A petition has started to remove a sculpture in a Kansas arboretum depicting a topless woman taking a photograph of herself. Though a parental guidance warning has been posted before the entrance to the sculpture garden, the petition is seeking to have the statue declared obscene and removed from the park. Joanne Hughes, the person leading the campaign, worries that it promotes sexting. She says in a TV news interview:
It’s OK to take your clothes off and take nude pictures? And as an adult … it’s not something I’m going to do, but maybe something an impressionable youth will think is acceptable.

Titled “Accept or reject” (or “Choice”) some commentators believe the artwork by Chinese artist Yu Chang is critical of women’s self-objectification:
Rather than promoting sexting, the sculpture is meant to point out the danger of digital technology and social media — how in fragmenting individuals into separate parts, including their sexuality, people can lose part of their humanity and individuality. The fact that the woman in the sculpture has no head underscores this point.
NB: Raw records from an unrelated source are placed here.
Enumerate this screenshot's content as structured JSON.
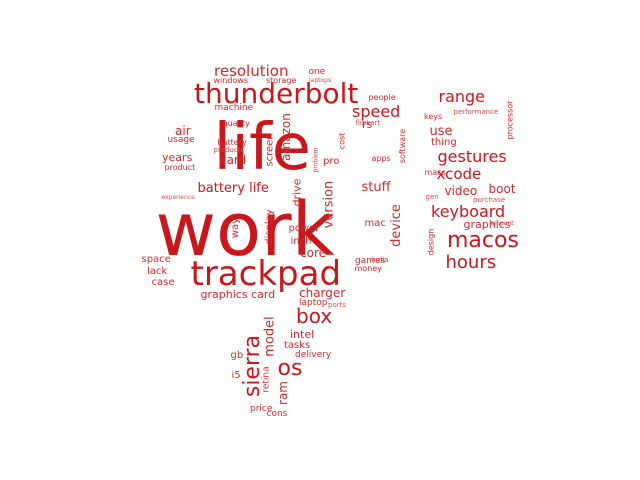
{
  "colors": {
    "dark": "#c8181c",
    "light": "#e04a4a",
    "mid": "#d02a2c"
  },
  "words": [
    {
      "text": "work"
    },
    {
      "text": "life"
    },
    {
      "text": "trackpad"
    },
    {
      "text": "thunderbolt"
    },
    {
      "text": "macos"
    },
    {
      "text": "box"
    },
    {
      "text": "os"
    },
    {
      "text": "sierra"
    },
    {
      "text": "hours"
    },
    {
      "text": "keyboard"
    },
    {
      "text": "gestures"
    },
    {
      "text": "range"
    },
    {
      "text": "resolution"
    },
    {
      "text": "speed"
    },
    {
      "text": "battery life"
    },
    {
      "text": "xcode"
    },
    {
      "text": "amazon"
    },
    {
      "text": "card"
    },
    {
      "text": "air"
    },
    {
      "text": "years"
    },
    {
      "text": "use"
    },
    {
      "text": "video"
    },
    {
      "text": "boot"
    },
    {
      "text": "graphics"
    },
    {
      "text": "stuff"
    },
    {
      "text": "version"
    },
    {
      "text": "device"
    },
    {
      "text": "core"
    },
    {
      "text": "charger"
    },
    {
      "text": "graphics card"
    },
    {
      "text": "drive"
    },
    {
      "text": "screen"
    },
    {
      "text": "display"
    },
    {
      "text": "way"
    },
    {
      "text": "model"
    },
    {
      "text": "ram"
    },
    {
      "text": "intel"
    },
    {
      "text": "tasks"
    },
    {
      "text": "gb"
    },
    {
      "text": "pro"
    },
    {
      "text": "mac"
    },
    {
      "text": "games"
    },
    {
      "text": "power"
    },
    {
      "text": "inch"
    },
    {
      "text": "space"
    },
    {
      "text": "lack"
    },
    {
      "text": "case"
    },
    {
      "text": "i5"
    },
    {
      "text": "retina"
    },
    {
      "text": "price"
    },
    {
      "text": "cons"
    },
    {
      "text": "delivery"
    },
    {
      "text": "laptop"
    },
    {
      "text": "ports"
    },
    {
      "text": "money"
    },
    {
      "text": "india"
    },
    {
      "text": "apps"
    },
    {
      "text": "software"
    },
    {
      "text": "cost"
    },
    {
      "text": "design"
    },
    {
      "text": "macs"
    },
    {
      "text": "gen"
    },
    {
      "text": "thing"
    },
    {
      "text": "keys"
    },
    {
      "text": "performance"
    },
    {
      "text": "processor"
    },
    {
      "text": "purchase"
    },
    {
      "text": "amount"
    },
    {
      "text": "people"
    },
    {
      "text": "flipkart"
    },
    {
      "text": "machine"
    },
    {
      "text": "quality"
    },
    {
      "text": "usage"
    },
    {
      "text": "battery"
    },
    {
      "text": "products"
    },
    {
      "text": "product"
    },
    {
      "text": "experience"
    },
    {
      "text": "windows"
    },
    {
      "text": "storage"
    },
    {
      "text": "laptops"
    },
    {
      "text": "one"
    },
    {
      "text": "rs"
    },
    {
      "text": "problem"
    }
  ]
}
In another article Hughes says:
I didn’t take the time to understand the artist’s message … I was really thinking, ‘Good grief, what is that doing here?’ It is vulgar. It is provocative. I thought it was glorifying sexting. For me, it is very offensive.
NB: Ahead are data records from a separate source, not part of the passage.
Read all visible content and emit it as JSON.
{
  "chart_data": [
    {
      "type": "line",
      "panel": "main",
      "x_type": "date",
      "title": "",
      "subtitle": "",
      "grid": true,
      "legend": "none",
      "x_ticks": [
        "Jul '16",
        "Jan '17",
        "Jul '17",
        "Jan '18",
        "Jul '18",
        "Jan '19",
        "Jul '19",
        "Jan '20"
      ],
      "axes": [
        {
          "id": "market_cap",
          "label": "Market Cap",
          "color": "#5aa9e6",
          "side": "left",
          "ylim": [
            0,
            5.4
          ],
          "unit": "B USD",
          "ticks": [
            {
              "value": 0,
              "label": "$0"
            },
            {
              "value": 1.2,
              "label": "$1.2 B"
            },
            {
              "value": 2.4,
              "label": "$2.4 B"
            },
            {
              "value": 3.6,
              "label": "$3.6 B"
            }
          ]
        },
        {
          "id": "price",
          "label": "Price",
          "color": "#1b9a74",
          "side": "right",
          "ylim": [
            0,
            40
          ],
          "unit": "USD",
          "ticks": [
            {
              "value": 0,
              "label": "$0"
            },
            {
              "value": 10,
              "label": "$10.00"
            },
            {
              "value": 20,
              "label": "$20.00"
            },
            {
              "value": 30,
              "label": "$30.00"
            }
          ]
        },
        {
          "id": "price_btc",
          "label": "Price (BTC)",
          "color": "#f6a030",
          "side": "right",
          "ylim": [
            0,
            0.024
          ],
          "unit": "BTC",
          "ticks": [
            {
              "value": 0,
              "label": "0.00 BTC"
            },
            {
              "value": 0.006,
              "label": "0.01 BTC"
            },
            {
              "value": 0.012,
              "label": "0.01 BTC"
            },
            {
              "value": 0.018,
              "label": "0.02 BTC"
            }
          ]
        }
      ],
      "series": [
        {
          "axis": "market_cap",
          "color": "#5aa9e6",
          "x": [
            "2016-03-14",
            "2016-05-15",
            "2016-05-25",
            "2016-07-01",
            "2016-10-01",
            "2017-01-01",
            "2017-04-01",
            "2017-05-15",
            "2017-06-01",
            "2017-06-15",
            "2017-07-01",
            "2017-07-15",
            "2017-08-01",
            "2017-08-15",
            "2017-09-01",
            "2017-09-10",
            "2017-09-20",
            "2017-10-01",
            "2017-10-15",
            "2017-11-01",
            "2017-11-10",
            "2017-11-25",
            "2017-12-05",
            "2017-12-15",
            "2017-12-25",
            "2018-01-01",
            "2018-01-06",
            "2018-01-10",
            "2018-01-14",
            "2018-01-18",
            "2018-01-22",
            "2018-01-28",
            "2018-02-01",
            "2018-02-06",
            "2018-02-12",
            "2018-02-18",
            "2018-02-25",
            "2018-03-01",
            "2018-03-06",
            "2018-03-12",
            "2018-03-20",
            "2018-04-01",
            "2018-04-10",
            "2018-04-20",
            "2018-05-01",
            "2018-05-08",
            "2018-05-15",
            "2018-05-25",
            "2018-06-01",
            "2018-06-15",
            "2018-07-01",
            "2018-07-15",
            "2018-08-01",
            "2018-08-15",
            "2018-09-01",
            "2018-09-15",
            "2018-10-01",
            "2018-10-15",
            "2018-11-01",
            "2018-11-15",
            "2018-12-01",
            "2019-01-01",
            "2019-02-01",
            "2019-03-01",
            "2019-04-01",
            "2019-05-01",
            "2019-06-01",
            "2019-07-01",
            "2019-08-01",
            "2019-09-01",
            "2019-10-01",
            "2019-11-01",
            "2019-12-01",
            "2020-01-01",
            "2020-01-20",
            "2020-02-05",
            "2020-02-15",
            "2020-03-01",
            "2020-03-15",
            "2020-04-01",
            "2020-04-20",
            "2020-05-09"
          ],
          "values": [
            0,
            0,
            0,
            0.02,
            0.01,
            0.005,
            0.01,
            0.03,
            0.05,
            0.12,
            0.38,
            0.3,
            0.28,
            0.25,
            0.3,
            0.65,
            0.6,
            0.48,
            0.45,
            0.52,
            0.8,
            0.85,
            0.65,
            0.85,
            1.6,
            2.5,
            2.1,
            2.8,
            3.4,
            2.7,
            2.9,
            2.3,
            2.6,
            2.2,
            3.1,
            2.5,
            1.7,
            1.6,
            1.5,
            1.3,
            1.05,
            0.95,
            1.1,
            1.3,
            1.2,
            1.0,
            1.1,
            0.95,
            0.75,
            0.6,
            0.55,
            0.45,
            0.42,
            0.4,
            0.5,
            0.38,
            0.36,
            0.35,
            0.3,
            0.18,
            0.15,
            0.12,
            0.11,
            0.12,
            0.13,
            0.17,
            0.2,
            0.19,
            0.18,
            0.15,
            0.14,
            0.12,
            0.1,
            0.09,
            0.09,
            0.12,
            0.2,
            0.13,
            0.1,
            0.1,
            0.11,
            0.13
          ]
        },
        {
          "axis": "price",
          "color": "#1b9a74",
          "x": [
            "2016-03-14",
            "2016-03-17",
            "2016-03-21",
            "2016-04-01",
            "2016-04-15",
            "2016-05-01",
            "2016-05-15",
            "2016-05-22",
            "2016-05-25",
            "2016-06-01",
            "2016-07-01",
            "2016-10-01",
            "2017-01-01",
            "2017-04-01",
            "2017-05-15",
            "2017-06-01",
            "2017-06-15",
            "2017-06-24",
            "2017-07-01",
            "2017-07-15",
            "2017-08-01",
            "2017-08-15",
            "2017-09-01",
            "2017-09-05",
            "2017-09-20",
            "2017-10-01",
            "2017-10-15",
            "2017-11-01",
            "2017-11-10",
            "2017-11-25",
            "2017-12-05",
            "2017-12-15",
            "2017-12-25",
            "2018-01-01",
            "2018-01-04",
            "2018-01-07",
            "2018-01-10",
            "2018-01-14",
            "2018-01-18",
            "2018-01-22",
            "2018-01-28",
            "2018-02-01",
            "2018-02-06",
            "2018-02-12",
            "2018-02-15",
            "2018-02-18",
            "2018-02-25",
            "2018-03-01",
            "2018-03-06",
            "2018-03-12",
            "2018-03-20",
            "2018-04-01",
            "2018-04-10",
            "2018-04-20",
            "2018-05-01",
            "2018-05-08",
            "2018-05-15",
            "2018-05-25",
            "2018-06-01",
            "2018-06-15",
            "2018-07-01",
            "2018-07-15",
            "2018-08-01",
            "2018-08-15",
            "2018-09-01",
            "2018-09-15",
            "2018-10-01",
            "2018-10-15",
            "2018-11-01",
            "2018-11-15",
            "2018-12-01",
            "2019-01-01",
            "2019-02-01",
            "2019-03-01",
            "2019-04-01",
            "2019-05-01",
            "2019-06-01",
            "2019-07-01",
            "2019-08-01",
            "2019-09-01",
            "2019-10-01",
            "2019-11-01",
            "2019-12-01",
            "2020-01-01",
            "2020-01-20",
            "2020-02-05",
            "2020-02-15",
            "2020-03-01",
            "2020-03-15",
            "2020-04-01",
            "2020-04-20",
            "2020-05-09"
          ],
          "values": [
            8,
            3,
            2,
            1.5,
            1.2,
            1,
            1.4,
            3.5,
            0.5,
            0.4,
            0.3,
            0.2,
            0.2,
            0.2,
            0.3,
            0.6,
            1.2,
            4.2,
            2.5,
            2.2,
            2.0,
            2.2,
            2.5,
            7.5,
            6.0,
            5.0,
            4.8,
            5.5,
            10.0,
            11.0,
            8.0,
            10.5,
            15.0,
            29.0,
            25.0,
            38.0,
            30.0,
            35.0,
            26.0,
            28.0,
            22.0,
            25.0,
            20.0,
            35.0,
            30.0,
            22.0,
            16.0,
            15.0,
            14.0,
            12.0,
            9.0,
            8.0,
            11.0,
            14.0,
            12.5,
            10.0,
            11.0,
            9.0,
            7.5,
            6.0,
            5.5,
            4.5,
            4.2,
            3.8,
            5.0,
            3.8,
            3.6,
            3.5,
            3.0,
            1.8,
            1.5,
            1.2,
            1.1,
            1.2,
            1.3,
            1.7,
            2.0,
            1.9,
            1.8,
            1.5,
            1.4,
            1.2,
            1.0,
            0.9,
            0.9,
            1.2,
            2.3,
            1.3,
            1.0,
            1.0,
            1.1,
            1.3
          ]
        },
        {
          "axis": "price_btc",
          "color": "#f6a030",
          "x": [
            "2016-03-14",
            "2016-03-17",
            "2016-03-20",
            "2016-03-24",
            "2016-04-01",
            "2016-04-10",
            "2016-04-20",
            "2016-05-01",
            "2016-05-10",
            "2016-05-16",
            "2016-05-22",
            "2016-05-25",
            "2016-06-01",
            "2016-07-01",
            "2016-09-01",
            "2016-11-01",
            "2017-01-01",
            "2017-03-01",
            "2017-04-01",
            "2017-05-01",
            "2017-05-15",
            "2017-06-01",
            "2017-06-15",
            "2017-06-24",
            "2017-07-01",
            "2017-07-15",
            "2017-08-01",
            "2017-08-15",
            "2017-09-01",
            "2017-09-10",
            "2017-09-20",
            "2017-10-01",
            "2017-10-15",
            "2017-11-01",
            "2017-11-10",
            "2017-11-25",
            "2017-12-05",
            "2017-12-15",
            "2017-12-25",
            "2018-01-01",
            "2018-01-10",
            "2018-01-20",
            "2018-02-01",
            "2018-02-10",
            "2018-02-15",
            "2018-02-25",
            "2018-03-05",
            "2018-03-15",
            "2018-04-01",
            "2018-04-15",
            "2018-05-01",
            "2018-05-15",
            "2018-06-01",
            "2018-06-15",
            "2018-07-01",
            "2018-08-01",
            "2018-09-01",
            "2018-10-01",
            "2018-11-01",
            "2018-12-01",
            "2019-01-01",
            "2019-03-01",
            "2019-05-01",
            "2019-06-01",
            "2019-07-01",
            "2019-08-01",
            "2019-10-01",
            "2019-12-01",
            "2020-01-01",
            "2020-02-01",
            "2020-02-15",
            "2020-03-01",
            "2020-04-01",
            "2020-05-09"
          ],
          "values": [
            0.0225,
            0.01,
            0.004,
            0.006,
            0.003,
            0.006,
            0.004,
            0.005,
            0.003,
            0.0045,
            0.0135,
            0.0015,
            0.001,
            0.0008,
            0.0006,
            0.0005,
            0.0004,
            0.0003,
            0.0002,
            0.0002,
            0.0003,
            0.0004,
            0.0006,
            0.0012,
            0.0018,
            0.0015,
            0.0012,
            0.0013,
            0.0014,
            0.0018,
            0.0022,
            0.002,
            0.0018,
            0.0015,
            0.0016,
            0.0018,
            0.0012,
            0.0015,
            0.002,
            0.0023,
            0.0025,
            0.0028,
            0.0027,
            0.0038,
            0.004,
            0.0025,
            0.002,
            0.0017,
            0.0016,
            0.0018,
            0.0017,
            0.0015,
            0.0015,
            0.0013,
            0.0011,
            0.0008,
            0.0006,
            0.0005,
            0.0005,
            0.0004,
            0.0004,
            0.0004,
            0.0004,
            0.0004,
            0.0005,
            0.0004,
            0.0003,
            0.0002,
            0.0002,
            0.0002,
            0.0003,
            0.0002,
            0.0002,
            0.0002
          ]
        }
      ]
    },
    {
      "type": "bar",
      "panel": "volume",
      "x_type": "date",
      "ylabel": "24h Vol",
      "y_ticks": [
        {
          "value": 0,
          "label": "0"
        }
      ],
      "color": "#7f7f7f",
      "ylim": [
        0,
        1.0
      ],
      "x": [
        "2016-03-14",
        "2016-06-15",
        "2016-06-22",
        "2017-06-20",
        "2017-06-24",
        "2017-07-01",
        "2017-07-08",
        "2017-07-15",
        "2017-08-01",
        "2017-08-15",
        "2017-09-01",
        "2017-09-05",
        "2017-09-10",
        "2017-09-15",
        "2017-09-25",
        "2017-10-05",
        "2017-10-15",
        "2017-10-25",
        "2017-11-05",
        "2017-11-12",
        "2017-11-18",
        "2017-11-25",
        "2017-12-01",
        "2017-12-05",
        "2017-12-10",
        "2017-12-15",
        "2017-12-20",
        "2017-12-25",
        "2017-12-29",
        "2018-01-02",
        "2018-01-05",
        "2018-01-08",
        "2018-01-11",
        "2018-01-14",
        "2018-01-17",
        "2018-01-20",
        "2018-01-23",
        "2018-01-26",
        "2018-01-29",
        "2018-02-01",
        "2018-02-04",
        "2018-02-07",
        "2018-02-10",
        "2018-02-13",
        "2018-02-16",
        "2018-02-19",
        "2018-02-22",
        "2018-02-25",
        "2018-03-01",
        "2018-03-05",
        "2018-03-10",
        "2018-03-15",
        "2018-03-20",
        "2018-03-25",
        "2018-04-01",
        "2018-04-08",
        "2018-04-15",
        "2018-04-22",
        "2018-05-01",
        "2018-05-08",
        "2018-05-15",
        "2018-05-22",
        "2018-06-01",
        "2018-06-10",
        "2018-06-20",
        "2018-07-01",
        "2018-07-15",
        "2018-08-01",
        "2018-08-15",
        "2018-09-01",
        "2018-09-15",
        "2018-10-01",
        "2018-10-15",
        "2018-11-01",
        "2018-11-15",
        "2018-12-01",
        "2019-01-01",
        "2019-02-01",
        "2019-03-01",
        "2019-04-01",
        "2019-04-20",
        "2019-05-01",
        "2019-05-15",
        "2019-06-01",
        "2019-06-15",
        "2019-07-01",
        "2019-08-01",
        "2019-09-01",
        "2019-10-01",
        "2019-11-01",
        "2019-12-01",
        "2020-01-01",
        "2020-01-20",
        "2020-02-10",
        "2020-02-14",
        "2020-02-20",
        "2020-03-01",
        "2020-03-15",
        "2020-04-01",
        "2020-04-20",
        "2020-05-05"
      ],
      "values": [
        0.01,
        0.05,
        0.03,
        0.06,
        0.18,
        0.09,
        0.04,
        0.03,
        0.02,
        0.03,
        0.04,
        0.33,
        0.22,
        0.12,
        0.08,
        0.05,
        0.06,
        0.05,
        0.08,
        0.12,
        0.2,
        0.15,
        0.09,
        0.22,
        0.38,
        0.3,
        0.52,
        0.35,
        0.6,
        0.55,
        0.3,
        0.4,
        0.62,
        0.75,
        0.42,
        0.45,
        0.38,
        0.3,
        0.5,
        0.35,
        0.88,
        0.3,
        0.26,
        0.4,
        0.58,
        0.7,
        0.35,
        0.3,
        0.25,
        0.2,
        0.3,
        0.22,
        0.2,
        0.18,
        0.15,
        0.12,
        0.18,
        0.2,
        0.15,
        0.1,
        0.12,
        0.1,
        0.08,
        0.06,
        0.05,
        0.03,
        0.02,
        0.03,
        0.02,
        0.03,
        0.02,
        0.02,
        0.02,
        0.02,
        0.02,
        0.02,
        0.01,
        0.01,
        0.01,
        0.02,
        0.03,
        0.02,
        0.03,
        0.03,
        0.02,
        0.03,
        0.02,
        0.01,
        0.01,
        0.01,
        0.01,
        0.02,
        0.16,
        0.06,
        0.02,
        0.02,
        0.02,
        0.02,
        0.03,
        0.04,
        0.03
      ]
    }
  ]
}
She is not moved by argument that sculptures often depict nudity:
I have seen the statue of David in person. It is beautiful. He’s also not taking a picture of his penis. There is a difference there. The message is different.
It’s interesting that Hughes is ok with David (and presumably the Venus de Milo as well) because they are art and thus non-sexual. But I think we’re missing something about all those naked classics if we pretend there’s no erotic intent to them at all.
More importantly, why is a statue depicting self-objectification more offensive than artwork objectifying women created by male artists? The problem people are having with this statue is not the nudity, it’s sexuality. The classic female nude is a passive object rendered in paint or stone or metal by a (usually) male artist; holding up a camera (though she’s still a topless headless statue), makes this particular muse no longer entirely passive.
Some news coverage blurs out the statue’s exposed breasts, but I don’t think that’s really what people feel is offensive about it. Instead they should censor the statue’s outstretched arm with the camera–the act of choosing to represent herself is what seems to be the problem.